Countdown to Pearl Harbor

Countdown to Pearl Harbor:  The Twelve Days to the Attack, by Steve Twomey, Winner of the Pulitzer Price, Simon & Schuster 2016

By late November 1941, intelligence reports indicated that Japan was planning aggressive moves in the Pacific, but no one - not the Navy, not the Executive Office, not our intelligence operations, could agree on where they would strike.  But in a small office at Pearl Harbor, Hawaii, overlooking the battleships making up the force of America's seafaring power, recently moved to Honolulu, the Commander of the Pacific Fleet tried to determine how much danger he really faced.  His intelligence unit had lost track - lost track - of Japan's biggest aircraft carriers, but he assumed that they were resting in a port far away.  The admiral thought Pearl was too shallow for torpedoes.  And as he fretted, a Japanese spy counted the warships in the harbor and reported his tally into Tokyo.

We always knew that there were hints and rumors about a Japanese attempt at a Pacific takeover, but we never heard all the truth and suspicions behind the story.  In Countdown to Pearl Harbor Steve Twomey presents more than enough researched facts to show what we might call today a failure of intelligence, or government coordination, or preparedness.  What he gives us - a look at pre-WWII society, the outlines of spy craft and code-breaking, is exciting.  America and Japan were at such very different states - one not eager to move, and another barely held back.

"On the evening of December 8 (the evening after the attack), having hunted fruitlessly for the Japanese and needing replenishment, the Enterprise came home.  As the carrier glided down the channel and into Pearl, Admiral Bill Halsey absorbed the vista in steeled silence until he was heard to mutter a vow.  "Before we're through with them, the Japanese language will be spoken only in hell."  ...The battered and scorched Nevada lay aground to one side... the Arizona still burned wildly.  All day, workmen had swarmed the exposed keel of the turned-turtle Oklahoma, trying to cut holes.  Hundreds of sailors, living and dead, remained encased in her, the living tapping for help, running out of air.    The harbor reeked of smoke and fuel, and defeat."

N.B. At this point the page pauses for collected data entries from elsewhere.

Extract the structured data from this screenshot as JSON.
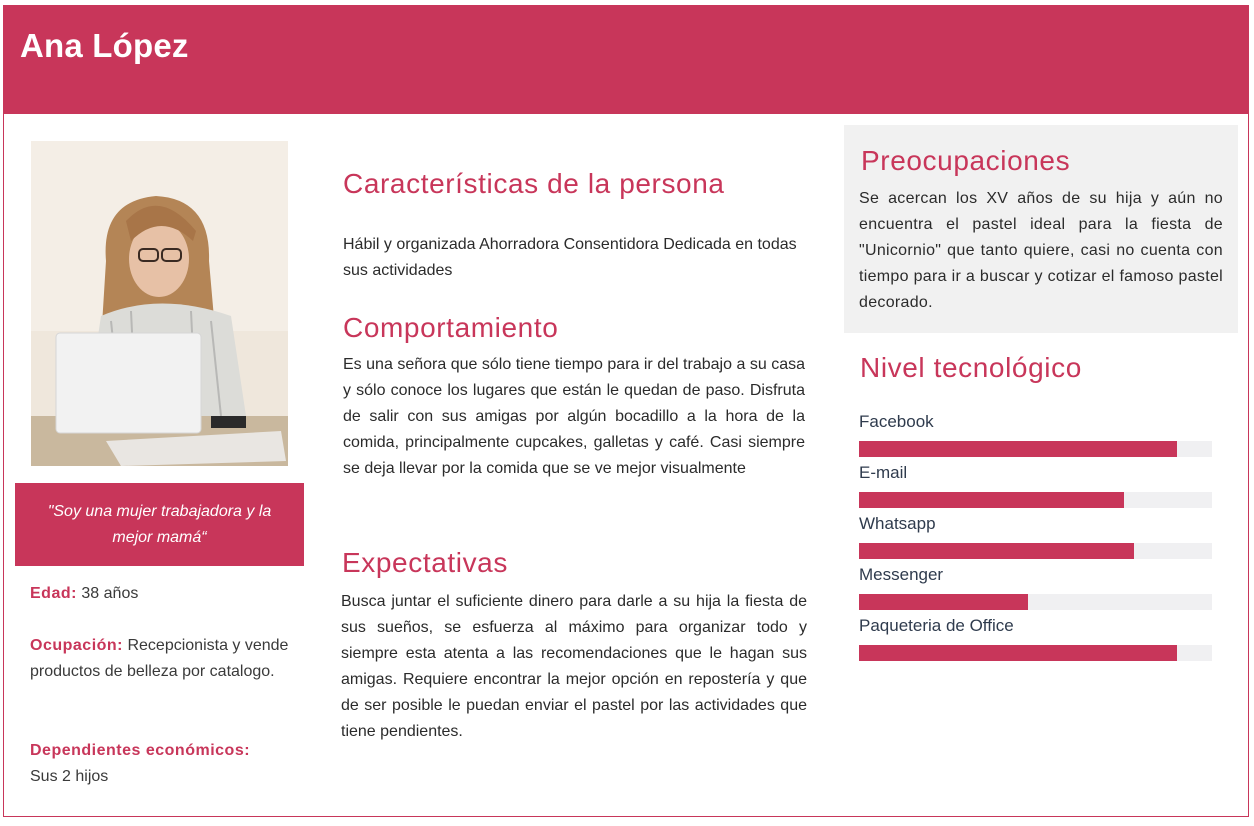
{
  "persona": {
    "name": "Ana López",
    "quote": "\"Soy una mujer trabajadora y la mejor mamá“",
    "age_label": "Edad:",
    "age_value": "38 años",
    "job_label": "Ocupación:",
    "job_value": "Recepcionista y vende productos de belleza por catalogo.",
    "dependents_label": "Dependientes económicos:",
    "dependents_value": "Sus 2 hijos"
  },
  "sections": {
    "characteristics_title": "Características de la persona",
    "characteristics_text": "Hábil y organizada Ahorradora Consentidora Dedicada en todas sus actividades",
    "behavior_title": "Comportamiento",
    "behavior_text": "Es una señora que sólo tiene tiempo para ir del trabajo a su casa y sólo conoce los lugares que están le quedan de paso.  Disfruta de salir con sus amigas por algún bocadillo a la hora de la comida, principalmente cupcakes, galletas y café. Casi siempre se deja llevar por la comida que se ve mejor visualmente",
    "expectations_title": "Expectativas",
    "expectations_text": "Busca juntar el suficiente dinero para darle a su hija la fiesta de sus sueños, se esfuerza al máximo para organizar todo y siempre esta atenta a las recomendaciones que le hagan sus amigas. Requiere encontrar la mejor opción en repostería y que de ser posible le puedan enviar el pastel por las actividades que tiene pendientes.",
    "concerns_title": "Preocupaciones",
    "concerns_text": "Se acercan los XV años de su hija y aún no encuentra el pastel ideal para la fiesta de \"Unicornio\" que tanto quiere, casi no cuenta con tiempo para ir a buscar y cotizar el famoso pastel decorado.",
    "tech_title": "Nivel tecnológico"
  },
  "tech_levels": [
    {
      "label": "Facebook",
      "level": 0.9
    },
    {
      "label": "E-mail",
      "level": 0.75
    },
    {
      "label": "Whatsapp",
      "level": 0.78
    },
    {
      "label": "Messenger",
      "level": 0.48
    },
    {
      "label": "Paqueteria de Office",
      "level": 0.9
    }
  ],
  "colors": {
    "accent": "#c8365a",
    "panel": "#f1f1f1",
    "track": "#f0f0f2"
  }
}
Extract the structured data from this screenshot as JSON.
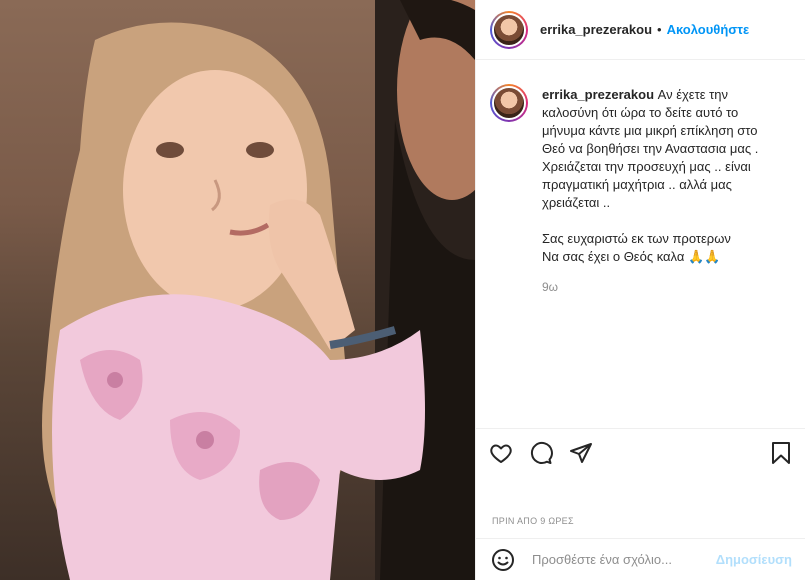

On Monday, the day after the attack my 16 year old uncle went down to the Town Clerk's office in Pepperell, a central Massachusetts mill town,  to get a birth certificate.  He wanted to sign up for the Navy, like his older brother, but he was one year too young.  The woman behind the desk took a good look at him - skinny, red-haired, unapologetic but shy.  His three older brothers had already signed up - she asked him what town he was born in, and started typing.  She changed his birthday - he was suddenly 17 - and that week he shipped out, bound for destroyers and a seaman's duty from first the Caribbean, then on to the Mediterranean, where his ship was sunk by German torpedo planes.  And all at the age of 16!